Most high school students do not build a house as a part of their curriculum, but several kids in Irving are doing just that in geometry class. It is a creative way of learning mathematics — in and out of the classroom — at MacArthur High School.
What looks like a construction site is actually geometry in action.
“We’re building a tiny home,” explained instructor David Lewis, who has been leading the budding construction experts as they erect homes that are only about 400 square feet in size. The students first learn the concepts in the classroom, then apply that knowledge outside.
“You don’t know there’s triangles in there, but you’ll find a lot of triangles once you do the math,” freshman Alejandra Ruiz said.
Lewis is equipping his students with more than just math skills though. “Job opportunity in construction now is really, really high,” Lewis said. “I also tell my students, I don’t do this necessarily for a living but, because I learned these skills in school, I do all my stuff at home, which saves me thousands of dollars.”

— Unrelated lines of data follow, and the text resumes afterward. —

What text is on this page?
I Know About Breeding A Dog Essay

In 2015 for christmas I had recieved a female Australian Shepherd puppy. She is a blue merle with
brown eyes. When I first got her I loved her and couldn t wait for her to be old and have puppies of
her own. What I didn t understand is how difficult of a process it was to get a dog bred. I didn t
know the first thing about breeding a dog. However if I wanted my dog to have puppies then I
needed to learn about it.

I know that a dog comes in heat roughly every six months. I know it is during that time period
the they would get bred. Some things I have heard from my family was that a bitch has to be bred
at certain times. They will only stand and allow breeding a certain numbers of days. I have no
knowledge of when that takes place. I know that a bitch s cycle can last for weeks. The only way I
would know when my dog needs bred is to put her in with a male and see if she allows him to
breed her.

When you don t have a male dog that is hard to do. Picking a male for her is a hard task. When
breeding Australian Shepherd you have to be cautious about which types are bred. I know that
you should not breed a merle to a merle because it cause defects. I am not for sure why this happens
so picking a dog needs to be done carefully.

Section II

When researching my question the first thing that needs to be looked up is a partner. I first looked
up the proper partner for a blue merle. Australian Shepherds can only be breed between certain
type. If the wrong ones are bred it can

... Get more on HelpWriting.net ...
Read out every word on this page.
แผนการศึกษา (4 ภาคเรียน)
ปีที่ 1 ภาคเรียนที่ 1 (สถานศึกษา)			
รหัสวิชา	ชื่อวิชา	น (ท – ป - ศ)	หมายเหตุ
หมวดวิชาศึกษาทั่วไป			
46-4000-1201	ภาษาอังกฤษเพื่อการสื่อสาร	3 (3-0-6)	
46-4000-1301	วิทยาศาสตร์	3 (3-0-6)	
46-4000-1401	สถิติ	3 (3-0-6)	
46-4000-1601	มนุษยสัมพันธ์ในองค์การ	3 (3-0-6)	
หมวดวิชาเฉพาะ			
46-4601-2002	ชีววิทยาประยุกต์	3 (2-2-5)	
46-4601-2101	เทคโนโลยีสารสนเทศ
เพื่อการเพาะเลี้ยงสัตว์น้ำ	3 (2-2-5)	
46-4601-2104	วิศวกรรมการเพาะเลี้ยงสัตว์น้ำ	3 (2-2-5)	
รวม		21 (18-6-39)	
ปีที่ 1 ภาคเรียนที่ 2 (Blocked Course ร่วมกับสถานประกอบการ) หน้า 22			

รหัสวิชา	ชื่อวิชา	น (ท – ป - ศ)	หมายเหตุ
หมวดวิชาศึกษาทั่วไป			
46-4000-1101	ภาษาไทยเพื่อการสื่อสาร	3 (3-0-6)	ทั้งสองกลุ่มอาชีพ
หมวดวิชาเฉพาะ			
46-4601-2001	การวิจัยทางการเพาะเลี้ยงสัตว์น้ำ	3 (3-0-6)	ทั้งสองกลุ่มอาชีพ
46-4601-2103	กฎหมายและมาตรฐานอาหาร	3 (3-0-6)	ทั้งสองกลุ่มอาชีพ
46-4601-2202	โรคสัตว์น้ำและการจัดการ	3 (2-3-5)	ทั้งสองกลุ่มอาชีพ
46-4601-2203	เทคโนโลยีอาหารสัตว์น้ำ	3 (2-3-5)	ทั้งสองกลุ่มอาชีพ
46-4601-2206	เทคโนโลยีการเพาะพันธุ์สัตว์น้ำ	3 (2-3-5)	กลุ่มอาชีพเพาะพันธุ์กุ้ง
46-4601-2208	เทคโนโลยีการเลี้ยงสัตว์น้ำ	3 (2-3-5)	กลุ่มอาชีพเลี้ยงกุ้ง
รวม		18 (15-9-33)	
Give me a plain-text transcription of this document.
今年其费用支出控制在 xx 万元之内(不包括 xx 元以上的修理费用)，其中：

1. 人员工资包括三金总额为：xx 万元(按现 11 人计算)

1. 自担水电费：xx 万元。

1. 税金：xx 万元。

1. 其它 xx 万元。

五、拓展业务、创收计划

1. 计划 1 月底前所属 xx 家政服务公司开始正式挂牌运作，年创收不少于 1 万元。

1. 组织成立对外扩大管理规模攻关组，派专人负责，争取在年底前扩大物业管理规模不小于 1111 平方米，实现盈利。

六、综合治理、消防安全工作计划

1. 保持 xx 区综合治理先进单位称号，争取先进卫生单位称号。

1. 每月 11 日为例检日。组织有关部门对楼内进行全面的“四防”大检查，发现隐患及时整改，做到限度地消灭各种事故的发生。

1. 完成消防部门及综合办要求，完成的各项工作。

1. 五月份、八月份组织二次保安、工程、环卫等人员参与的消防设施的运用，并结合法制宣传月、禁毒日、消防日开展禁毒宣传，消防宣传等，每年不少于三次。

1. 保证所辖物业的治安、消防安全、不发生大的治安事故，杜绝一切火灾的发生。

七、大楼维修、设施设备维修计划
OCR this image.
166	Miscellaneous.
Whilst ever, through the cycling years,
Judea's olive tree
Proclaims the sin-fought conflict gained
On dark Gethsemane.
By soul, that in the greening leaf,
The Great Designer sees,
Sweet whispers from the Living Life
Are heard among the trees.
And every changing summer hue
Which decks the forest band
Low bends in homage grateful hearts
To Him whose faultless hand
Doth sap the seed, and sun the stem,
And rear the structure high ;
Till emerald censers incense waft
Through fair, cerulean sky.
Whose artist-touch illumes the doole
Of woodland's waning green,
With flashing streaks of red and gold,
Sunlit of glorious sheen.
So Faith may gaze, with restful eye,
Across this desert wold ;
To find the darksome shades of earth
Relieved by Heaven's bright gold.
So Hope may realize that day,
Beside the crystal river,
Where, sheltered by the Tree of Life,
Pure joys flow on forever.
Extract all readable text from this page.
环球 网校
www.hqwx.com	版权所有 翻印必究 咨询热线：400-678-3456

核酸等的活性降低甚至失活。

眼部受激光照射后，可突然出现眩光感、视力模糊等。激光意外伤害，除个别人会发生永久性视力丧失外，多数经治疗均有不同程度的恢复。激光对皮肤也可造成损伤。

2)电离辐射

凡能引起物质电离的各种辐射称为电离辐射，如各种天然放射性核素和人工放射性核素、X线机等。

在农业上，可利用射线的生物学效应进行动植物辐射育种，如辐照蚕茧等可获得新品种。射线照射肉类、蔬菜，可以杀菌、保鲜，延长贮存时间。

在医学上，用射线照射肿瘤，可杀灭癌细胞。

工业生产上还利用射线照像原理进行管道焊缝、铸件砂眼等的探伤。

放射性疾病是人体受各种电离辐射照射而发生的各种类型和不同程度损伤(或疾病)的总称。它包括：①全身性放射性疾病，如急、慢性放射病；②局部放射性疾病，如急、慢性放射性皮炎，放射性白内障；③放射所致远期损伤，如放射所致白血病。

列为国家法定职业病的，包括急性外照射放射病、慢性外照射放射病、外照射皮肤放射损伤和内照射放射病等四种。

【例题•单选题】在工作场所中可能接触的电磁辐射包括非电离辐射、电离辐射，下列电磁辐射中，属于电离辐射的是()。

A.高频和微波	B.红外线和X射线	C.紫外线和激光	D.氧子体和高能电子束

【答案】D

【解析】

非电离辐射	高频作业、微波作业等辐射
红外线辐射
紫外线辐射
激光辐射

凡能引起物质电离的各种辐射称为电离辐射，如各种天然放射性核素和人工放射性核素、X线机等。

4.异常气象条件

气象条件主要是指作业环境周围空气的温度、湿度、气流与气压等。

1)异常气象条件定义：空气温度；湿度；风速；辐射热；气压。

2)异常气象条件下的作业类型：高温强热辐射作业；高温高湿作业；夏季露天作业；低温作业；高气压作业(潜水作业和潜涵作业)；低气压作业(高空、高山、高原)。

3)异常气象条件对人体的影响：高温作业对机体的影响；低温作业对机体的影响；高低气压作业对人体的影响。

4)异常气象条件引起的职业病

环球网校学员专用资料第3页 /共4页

The homes do not stay on campus after they are completed. They are auctioned off, and the money is used for materials to build another home. And, believe it or not, there is actually a demand for such small houses. In some cases, the structures have fetched up to $25,000.
“It makes me feel happy,” added sophomore Devon Farris. “It kind of gets me through the rest of my day, because being hands-on on this and seeing it grow is a pretty cool feeling.”